En ce beau mois de juillet, j’ai suivi le conseil de lecture de mon amie Maud relayée par Anne L, et je me suis lancée dans la lecture d’ALMA de Timothée de Fombelle. C’est un ouvrage qui fait partie de la préparation de notre prochaine lecture scénique (en direction des collégiens, mais pas uniquement) à propos de l’esclavage. L’auteur, que j’avais rencontré avec TOBIE LOLNESS, m’avait séduite à l’époque et j’ai retrouvé intact, le bonheur de lire sa prose et de partir en sa compagnie sur des chemins inattendus et merveilleux. Car, entre mille autres choses, il est aussi question de merveilleux dans ce roman, parfois proche du conte.
J’ai voulu vous en faire partager un instant, au tout début du roman,  et pourquoi pas, vous donner envie d’en savoir un peu plus.

Le plus dur va être d’attendre la suite en 2021…

Marie-Pierre

Alma, Le vent se lève

par Timothée de Fombelle, lu par Marie-Pierre

Nao n’a pas entendu son mari approcher mais elle sent l’ombre passer sur son dos quand il franchit la porte.
Elle se retourne.
Mosi est à contre-jour dans la lumière du couchant. Il tient dans sa main un paquet de cuir noir couvert de terre. Ce sont les restes de son passé enveloppés dans un manteau et serrés avec une ceinture. Un paquet souple que sa femme a voulu effacer de sa mémoire mais qu’elle reconnaît aussitôt. Mosi a enterré ces affaires quand ils sont arrivés dans leur vallée.
Nao se lève doucement. Elle distingue enfin son visage malgré le soleil aveuglant du soir. Il dit :

– Lam est parti. Il a trouvé la pirogue.
Perdue, Nao le regarde, comme s’il parlait une langue inconnue.
– Si je ne le rejoins pas avant la nuit, dit Mosi, le passage se refermera.

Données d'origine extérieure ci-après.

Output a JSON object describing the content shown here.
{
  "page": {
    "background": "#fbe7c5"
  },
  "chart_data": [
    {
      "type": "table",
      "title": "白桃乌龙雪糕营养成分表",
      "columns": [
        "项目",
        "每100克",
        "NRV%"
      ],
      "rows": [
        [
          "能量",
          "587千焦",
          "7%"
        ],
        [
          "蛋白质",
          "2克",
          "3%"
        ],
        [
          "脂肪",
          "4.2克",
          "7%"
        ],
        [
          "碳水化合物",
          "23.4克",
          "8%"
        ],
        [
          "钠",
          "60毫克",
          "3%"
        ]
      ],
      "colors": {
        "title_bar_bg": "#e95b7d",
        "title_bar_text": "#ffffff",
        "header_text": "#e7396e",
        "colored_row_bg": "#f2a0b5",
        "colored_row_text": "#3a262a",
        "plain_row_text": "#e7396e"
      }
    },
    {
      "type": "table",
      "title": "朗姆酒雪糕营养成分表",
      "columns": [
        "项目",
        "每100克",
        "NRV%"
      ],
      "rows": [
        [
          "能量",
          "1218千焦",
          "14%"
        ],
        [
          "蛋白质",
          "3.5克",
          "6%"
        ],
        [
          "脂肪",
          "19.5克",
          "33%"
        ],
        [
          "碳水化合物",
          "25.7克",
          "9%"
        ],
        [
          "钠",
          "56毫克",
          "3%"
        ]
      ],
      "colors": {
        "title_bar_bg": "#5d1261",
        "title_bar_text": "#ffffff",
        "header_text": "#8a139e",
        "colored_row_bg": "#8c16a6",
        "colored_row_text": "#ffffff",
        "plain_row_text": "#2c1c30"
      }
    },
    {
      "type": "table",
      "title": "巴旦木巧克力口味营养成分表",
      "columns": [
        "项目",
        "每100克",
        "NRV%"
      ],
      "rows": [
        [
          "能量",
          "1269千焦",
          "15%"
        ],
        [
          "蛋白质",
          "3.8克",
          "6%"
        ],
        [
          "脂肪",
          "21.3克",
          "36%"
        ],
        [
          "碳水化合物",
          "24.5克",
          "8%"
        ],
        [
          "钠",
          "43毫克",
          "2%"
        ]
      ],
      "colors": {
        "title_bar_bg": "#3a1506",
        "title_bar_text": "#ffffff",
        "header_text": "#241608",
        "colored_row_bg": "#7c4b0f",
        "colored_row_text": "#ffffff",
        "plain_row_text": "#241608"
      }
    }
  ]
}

Nao préfèrerait ne pas comprendre ces mots qui tombent sur elle, mais c’est trop tard, ils sont rentrés dans son cœur. Partir, c’est forcément quitter la vallée pour une année entière. Impossible de revenir avant les prochaines grandes pluies.

– Je reviendrai avec Lam, murmure Mosi. Dis aux enfants que je leur confie chacune de leurs vies. Dis à Alma… Où est passée Alma ?
Nao balance lentement la tête pour dire qu’elle ne sait pas.
–  Dis-lui que je ramènerai Lam. Dis-lui aussi que ma lance est pour elle.
Nao se rapproche de Mosi en silence. Elle pose la tête sur son épaule.
–  Et à Nao ? demande-t-elle enfin. Qu’est-ce que je dirai à Nao ?

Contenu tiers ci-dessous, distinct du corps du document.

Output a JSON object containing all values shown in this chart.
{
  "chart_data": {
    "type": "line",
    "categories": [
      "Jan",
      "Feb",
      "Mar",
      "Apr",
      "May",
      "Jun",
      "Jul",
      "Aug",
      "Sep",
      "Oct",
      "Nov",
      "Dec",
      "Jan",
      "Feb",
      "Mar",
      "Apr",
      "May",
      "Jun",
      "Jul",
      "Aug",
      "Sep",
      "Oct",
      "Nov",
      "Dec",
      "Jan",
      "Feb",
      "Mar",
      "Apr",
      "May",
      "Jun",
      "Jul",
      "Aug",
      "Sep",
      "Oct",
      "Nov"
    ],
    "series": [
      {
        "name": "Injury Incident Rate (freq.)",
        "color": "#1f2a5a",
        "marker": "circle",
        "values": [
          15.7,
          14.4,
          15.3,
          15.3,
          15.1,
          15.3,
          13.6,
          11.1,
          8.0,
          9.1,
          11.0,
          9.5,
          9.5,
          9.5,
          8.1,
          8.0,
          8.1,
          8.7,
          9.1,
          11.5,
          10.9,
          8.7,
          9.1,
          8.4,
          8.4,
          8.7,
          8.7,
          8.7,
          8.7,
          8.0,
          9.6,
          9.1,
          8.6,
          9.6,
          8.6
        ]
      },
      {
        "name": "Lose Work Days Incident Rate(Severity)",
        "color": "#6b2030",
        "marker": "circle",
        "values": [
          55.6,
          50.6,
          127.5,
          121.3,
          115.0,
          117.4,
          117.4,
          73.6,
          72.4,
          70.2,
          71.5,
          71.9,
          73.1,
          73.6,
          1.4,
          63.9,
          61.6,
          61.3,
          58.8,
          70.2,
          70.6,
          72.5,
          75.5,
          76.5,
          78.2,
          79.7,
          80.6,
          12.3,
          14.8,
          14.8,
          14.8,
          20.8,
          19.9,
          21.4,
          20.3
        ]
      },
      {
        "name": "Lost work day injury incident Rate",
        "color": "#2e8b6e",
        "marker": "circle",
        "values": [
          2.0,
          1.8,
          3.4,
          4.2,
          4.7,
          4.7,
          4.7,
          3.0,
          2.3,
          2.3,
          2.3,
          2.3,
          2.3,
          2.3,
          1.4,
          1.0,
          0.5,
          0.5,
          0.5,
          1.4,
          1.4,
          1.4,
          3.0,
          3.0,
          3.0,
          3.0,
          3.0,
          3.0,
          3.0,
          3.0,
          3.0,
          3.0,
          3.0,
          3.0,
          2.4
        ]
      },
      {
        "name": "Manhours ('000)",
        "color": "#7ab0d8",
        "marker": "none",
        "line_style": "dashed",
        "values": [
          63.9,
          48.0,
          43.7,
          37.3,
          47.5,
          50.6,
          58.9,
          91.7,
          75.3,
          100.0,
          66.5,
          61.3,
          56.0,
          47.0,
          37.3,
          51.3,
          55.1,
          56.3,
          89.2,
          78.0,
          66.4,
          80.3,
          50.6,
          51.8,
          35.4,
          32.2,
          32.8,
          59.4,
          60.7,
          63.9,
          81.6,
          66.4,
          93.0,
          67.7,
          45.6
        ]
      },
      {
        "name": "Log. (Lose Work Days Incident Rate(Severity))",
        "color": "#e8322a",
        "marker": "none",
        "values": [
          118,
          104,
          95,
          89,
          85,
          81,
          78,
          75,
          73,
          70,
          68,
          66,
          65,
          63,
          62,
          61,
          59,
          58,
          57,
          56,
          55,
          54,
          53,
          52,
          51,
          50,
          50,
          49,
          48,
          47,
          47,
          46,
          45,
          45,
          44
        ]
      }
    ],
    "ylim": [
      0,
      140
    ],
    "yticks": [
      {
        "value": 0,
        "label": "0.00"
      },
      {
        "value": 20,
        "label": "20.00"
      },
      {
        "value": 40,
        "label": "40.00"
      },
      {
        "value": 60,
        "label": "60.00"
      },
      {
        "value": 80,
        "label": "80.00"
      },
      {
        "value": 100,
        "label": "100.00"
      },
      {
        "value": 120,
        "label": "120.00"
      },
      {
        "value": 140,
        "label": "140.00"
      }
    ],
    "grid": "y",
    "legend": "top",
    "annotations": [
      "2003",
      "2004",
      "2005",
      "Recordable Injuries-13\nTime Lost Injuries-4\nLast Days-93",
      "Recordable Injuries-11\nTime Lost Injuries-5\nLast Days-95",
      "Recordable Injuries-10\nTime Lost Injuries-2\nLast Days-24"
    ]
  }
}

Nouveau silence. Elle insiste :
– Qu’est-ce que je dirai à Nao si elle se réveille de ce cauchemar ?
– Tu lui diras ce qu’elle sait. Qu’elle garde en elle les traces de son peuple, et ses enfants autour. Elle est plus forte que moi. Qu’elle les garde tous vivants jusqu’à mon retour.
Il sent la tête de sa femme un peu plus lourde sur son épaule. Il lui dit :
–  Elle comprendra ce que ça veut dire. Elle connaît le secret.
Nao ferme les yeux. Oui, elle garde en elle un trésor qui ne lui appartient pas. La mémoire de son peuple. Elle était la der­nière du peuple oko. Elle a atteint cette vallée avec Mosi pour mettre cette mémoire à l’abri. Elle pensait qu’il n’y avait rien de plus important. Elle était prête à tout.
Mais les enfants sont nés, l’un après l’autre, et, ce soir, tout vacille à cause d’un fugueur de dix pluies à peine.
– Un seul de nos enfants, dit Nao, compte plus que mon peuple et que nos secrets.

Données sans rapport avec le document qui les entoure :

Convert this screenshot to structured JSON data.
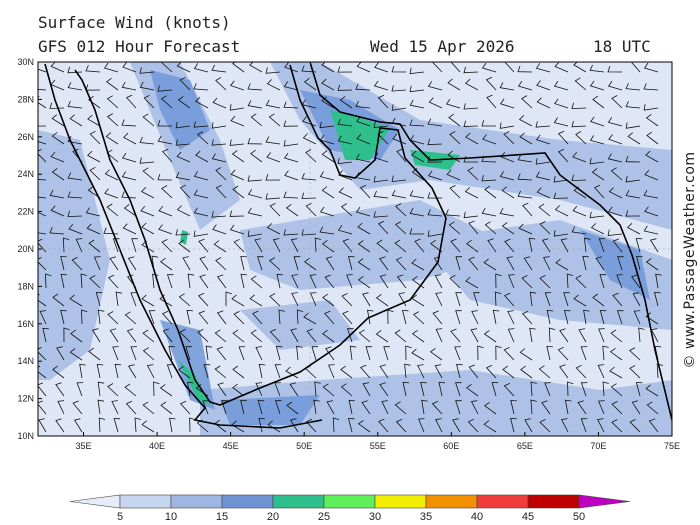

Avec ses mains, Mosi recueille le visage de sa femme sur son épaule. Il tient ce visage devant lui. Il embrasse ses yeux puis le lâche avec précaution, sans le quitter du regard, comme une bulle qu’il voudrait laisser flotter toute seule dans l’air.
Pas à pas, à reculons, Mosi s’éloigne de Nao. Il sort de la maison. Dehors, il arrache en passant le grand couvercle rond tressé qui protège la bouche du puits. Il s’en va avec cette espèce de bouclier dans une main et, dans l’autre, le balluchon de cuir. Nao n’a pas eu la force de sortir et de regarder s’en aller le guer­rier, ni de lui crier un dernier secret. Un secret qui aurait rendu le départ plus déchirant encore.

La lance monte la garde devant la porte. Nao semble seule dans la maison. Mais elle sait qu’elle ne l’est pas vraiment. Voilà le secret tout neuf qu’elle n’a pas osé dire à Mosi. Elle n’est pas seule car elle attend un enfant.